Let’s take the new Data Protection Act first. This gives the individual the right to be forgotten, but what does that mean? It’s very simple really – if I give Company x some data, whether that is for say a Facebook post or some financial data for a comparison website, then I can subsequently ask that site/service to delete the data which I have given it. I have a right for them to ‘forget’ this information. This seems entirely reasonable – I share information with you on the understanding that it carries a ‘burn after reading’ caveat. I can ask for it to be deleted after it has served the purpose for which I had originally shared it with you.
But this week’s ruling in relation to Mario Costeja González was different. In this case he wanted a 3rd party, Google, to delete a link (search result) to an old court case, yet the original court case data is not being deleted. This does not seem reasonable as the original source remains. In a rather crude analogy it is like asking the highways agency to remove road signs or redact places from maps.

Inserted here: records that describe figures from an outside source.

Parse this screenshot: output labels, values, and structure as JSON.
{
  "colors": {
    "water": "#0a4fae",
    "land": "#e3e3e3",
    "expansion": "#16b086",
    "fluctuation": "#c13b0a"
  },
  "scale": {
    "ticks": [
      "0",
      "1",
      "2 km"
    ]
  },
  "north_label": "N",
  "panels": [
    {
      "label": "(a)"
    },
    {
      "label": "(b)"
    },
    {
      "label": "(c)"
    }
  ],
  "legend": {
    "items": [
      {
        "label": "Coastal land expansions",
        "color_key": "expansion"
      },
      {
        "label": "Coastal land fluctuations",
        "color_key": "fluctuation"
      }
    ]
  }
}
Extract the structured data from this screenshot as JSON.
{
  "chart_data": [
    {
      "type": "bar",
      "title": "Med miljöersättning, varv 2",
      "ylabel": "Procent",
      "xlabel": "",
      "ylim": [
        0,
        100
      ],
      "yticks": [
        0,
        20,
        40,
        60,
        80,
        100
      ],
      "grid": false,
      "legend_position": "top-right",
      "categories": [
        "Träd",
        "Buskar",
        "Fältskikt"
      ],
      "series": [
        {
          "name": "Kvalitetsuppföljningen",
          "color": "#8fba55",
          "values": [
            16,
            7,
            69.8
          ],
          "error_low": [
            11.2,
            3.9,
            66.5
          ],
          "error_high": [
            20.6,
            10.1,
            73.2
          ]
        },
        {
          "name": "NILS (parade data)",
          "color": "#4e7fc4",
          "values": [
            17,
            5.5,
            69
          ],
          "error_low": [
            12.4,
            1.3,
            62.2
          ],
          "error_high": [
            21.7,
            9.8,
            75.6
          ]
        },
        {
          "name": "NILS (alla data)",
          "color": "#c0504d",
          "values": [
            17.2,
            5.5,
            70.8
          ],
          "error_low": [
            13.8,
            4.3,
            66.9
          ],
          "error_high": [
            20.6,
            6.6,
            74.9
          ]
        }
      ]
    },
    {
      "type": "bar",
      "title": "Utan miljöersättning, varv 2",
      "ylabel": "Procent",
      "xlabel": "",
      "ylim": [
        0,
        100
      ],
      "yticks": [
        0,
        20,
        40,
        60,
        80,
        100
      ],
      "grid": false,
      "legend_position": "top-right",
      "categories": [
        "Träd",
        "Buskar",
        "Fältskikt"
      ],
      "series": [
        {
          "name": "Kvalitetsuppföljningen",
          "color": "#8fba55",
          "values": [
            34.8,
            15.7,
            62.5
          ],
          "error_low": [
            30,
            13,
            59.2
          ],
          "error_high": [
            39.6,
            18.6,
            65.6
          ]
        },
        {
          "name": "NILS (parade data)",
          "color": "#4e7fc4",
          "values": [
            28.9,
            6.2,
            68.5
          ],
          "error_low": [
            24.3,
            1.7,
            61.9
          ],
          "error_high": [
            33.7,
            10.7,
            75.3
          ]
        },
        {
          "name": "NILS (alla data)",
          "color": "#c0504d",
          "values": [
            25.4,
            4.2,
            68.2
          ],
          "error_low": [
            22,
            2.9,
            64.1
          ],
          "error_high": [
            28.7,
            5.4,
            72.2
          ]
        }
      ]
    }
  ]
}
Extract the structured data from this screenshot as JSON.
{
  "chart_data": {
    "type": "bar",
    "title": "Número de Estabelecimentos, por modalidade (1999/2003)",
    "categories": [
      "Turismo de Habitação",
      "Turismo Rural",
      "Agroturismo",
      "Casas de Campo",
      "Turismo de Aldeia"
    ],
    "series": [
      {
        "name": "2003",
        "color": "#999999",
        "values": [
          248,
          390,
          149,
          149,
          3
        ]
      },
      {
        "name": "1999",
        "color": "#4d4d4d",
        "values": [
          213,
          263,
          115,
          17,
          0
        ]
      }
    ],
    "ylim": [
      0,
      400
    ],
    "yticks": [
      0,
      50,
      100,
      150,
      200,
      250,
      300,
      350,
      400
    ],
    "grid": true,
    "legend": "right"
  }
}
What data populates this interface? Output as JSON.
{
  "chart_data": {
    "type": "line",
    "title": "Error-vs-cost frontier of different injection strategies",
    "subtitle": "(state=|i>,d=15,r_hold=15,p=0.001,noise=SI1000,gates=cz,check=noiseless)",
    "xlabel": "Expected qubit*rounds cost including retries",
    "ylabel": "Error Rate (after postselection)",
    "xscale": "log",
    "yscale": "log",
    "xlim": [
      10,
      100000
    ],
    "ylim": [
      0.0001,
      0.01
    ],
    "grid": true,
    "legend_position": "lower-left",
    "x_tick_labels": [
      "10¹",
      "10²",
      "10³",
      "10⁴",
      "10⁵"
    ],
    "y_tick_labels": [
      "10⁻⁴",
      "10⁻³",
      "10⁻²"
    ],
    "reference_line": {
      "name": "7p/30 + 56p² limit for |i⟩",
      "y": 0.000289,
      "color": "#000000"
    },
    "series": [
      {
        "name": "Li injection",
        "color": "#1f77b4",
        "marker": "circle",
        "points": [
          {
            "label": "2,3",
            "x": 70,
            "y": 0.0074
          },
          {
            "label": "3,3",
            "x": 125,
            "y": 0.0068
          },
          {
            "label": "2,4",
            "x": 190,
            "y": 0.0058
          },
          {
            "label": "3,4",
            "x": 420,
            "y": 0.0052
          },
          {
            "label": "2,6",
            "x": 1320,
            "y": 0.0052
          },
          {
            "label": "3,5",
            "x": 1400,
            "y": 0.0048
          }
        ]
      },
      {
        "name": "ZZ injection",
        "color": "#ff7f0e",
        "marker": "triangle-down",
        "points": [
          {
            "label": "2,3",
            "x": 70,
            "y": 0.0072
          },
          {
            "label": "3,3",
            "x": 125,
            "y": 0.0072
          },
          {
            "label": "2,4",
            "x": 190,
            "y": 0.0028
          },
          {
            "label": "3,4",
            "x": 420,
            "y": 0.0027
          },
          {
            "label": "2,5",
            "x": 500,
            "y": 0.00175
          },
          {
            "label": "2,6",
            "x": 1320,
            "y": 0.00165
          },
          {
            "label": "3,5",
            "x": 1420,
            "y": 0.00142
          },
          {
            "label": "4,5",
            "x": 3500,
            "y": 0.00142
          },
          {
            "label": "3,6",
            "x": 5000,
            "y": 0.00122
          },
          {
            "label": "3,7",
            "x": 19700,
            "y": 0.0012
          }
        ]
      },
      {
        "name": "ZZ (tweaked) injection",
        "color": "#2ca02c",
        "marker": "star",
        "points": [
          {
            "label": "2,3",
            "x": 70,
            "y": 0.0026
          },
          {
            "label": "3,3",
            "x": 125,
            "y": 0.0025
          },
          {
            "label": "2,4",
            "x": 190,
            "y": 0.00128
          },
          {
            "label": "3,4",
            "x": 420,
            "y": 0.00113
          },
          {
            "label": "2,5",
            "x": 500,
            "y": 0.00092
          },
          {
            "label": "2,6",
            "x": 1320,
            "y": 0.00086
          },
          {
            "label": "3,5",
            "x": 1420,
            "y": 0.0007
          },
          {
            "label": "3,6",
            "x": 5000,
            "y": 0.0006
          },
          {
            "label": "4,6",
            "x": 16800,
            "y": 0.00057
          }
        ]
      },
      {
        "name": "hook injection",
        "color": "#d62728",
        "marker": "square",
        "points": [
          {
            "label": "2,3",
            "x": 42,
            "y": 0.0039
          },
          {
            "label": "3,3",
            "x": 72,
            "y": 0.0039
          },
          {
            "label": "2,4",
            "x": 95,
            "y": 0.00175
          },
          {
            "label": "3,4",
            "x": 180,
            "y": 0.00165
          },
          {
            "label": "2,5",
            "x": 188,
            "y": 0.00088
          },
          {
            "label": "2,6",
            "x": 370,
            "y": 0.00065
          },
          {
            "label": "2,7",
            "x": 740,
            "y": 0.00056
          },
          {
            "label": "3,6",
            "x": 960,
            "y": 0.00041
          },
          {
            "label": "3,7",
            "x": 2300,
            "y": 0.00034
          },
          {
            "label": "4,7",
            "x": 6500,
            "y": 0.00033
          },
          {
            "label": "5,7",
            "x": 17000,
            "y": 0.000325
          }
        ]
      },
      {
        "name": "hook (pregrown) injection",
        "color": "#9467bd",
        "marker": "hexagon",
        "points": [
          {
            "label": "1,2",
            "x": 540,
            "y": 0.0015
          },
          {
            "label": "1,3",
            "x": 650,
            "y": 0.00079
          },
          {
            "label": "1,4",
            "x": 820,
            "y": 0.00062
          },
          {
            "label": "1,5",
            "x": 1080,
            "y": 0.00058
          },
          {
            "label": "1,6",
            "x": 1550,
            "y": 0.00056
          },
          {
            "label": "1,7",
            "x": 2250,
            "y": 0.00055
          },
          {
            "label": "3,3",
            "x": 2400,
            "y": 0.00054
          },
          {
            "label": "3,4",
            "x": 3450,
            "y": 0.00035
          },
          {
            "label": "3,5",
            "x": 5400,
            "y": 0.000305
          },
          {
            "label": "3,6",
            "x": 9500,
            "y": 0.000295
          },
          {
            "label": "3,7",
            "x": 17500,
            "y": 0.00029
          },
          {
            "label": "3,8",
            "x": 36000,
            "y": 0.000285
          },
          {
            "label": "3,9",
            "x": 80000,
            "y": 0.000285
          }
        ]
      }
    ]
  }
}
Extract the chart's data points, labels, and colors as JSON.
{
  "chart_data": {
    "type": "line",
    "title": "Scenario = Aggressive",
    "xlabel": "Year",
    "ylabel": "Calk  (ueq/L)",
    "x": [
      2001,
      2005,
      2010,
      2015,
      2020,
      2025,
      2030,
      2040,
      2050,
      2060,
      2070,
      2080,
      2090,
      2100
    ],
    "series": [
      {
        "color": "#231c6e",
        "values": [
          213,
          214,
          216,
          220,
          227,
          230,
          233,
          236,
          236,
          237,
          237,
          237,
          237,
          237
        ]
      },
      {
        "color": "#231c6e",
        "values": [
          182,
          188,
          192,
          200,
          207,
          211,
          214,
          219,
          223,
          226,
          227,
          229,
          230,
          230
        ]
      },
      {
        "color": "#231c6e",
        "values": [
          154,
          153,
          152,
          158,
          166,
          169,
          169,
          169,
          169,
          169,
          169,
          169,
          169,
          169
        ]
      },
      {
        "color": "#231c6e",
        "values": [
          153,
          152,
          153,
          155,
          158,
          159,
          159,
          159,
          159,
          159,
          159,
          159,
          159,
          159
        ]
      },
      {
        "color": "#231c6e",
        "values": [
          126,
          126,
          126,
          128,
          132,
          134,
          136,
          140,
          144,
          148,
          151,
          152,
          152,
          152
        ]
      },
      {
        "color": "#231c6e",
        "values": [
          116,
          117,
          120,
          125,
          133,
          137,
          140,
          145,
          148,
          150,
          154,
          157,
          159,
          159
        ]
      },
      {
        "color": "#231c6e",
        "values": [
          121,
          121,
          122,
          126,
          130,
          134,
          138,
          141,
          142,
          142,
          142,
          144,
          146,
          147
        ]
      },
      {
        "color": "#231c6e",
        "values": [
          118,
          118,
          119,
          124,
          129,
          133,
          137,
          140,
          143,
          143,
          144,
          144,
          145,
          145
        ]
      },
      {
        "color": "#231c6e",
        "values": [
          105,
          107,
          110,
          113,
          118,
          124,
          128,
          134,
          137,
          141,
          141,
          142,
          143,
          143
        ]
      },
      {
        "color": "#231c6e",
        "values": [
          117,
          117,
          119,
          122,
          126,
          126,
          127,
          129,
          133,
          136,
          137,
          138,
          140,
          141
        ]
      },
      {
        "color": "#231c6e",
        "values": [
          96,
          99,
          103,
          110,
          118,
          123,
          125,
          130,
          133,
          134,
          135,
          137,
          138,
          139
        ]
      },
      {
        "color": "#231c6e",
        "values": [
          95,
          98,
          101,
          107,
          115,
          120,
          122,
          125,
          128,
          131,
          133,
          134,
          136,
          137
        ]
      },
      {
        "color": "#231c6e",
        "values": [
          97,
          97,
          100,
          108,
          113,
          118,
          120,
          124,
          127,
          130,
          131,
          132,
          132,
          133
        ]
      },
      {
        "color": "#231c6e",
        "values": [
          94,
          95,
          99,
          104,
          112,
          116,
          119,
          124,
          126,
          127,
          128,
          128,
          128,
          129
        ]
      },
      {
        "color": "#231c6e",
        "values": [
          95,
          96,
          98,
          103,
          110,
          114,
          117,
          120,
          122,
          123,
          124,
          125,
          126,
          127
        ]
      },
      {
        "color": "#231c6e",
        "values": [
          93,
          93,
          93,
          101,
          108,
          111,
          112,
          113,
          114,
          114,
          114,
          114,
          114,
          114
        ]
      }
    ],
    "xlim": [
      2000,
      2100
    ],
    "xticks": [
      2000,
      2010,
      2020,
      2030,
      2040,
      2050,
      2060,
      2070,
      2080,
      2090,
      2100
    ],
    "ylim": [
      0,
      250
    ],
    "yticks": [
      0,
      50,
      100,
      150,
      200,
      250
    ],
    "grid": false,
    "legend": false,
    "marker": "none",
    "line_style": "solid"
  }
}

If there is an issue with data remaining public years later, then logic says that it should be dealt with under Spanish law for ongoing publication of old legal cases, not by requiring 3rd parties to know what is public and whether it can be used or not.
Mr González did not volunteer this information to the courts, nor entrust the details of the case to a third-party under the assumption that they would stay private. This information is a matter of public record, and as such it seems odd to think that he has any right to demand that Google not return this information as a search result. As some commentators have suggested, this is a particularly Stalinist approach which is more akin to censorship than it is to The Right to be Forgotten on the Internet.
An article in The Times summarised it nicely:
The embracing of a “right to be forgotten” is… of course, a right to be forgotten selectively; complainants are unlikely to demand that flattering references to themselves are de-linked.
It is important to draw a distinction between these two examples (providing a company or organisation with personal data for a specific purpose and then expecting it to be deleted after use, vs requesting that links to matters of public record be deleted), otherwise the important Right to Forget in the Data Protection proposals may be deleted because of the concerns over what we could call “3rd party Right to Forget”.